Fisherfolks across the coast of the country have expressed their readiness to observe the closed fishing season which kick-starts today, Wednesday May 15, 2019.
The closed season aims at replenishing the declining fish stock in the country's ocean which has been attributed to excessive and bad fishing practices.
Speaking in an interview with the Ghanaian Times yesterday, President of the Ghana National Canoe Fishermen Council (GNCFC), Nii Abeo Kyerekuandah IV, who had earlier kicked against the date for the closed season said they had no option than to comply.
"We are ready to observe the closed season because it has become a law and as law abiding citizens, we have no option than to comply," Nii Abeo Kyerekuandah IV said but could not guarantee if all the fishermen will comply.

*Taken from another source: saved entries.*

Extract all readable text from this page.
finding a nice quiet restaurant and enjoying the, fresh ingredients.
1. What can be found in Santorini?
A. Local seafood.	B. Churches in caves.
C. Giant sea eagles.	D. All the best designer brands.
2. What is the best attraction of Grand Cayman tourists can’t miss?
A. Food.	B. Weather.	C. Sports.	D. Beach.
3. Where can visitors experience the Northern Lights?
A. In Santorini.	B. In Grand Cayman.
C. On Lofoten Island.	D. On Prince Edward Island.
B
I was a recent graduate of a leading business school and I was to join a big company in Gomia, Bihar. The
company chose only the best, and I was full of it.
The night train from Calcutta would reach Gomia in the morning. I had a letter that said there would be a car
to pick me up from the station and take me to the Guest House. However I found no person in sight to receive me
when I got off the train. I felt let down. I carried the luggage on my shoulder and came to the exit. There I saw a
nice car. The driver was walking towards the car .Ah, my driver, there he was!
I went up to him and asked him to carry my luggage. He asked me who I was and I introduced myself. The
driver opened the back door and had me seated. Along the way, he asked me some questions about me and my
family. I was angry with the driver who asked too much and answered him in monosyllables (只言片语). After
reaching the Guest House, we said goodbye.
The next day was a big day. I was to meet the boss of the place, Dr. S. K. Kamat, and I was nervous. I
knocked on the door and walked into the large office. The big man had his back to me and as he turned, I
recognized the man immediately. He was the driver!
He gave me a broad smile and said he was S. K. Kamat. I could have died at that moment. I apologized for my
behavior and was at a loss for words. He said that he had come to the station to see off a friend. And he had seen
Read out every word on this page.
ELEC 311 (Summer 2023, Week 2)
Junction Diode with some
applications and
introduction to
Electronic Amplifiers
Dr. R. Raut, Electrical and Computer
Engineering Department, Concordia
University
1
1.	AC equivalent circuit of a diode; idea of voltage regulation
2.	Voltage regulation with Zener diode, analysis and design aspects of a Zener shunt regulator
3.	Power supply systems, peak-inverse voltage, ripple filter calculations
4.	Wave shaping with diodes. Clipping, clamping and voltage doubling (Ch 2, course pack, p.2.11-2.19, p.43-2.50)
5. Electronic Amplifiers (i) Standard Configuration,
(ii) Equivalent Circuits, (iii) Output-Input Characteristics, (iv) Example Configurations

Government, Nii Abeo Kyerekuandah IV said, must not be selective in the implementation of the directive irrespective of who flouted it.
"If government says there is a ban on fishing in Ghana's waters, it must be implemented wholly and not selectively. We don't want a situation where we will be stopped from fishing and yet, Chinese trawlers will be harvesting the fish."
He expressed reservations about government's decision to ignore the July 1 to 31, 2019 timeframe recommended by a scientific and technical working group made up of eminent fish scientists.
According to Nii Abeo Kyerekuandah IV, the 13-member working group, chaired by Professor Kobina Yankson of the University of Cape Coast, settled on the July 1 to 31 timeline based on Best Scientific Information/Evidence available in line with the Fisheries Act 2002, (Act 625) and the Code of Ethics for Responsible Fisheries.
"We wish the government complied with the recommendations of the group too because the recommendations of the group is scientifically proven," he stated.
The Chief Fisherman of the Chorkor Wolaami, Michael Amoo, though not enthused and uncertain about the benefits of the closure said they would comply.
In his view, the end justifies the means and the impact of the decision to close the sea to fishing can only be assessed after it is open.
"It is difficult but we will endure," he said adding that they would use the 'free time' to mend their torn nets and undertake repair works on their canoes as they await the lifting of the ban on June 15.
Another fisherman at Chorkor Wolaami, Nii Kotei, who has four children, is already apprehensive of how he would cater for his family during the closed season.
The assurance of the fishermen follows a threat by the government to arrest anybody who flouts the law.
"We will arrest anybody who tries to defy the order," Deputy Minister of Fisheries and Aquaculture Development, Francis Kingsley Ato Codjoe, told the Ghanaian Times in Accra yesterday.
"We have alerted the Ghana Navy and the Marine Police of the Ghana Police Service to be on the lookout for anybody who will attempt undertaking any fishing activity in the sea from Elubo to Aflao and we have the backing of the fishing community," he indicated.
At the time of the Ghanaian Times' visit to the James Town Fishing Harbour and Chorkor Wolaami landing site, an avalanche of canoes, which not for the ban would have been at sea, had docked at the shore with only one about 200 meters away on the sea at the Chorkor beach as some young men sat in the docked canoes to mend their fishing nets.
Some of the fishermen who will be out of job for the next 30 days were also seen in their cubicles having their afternoon rest.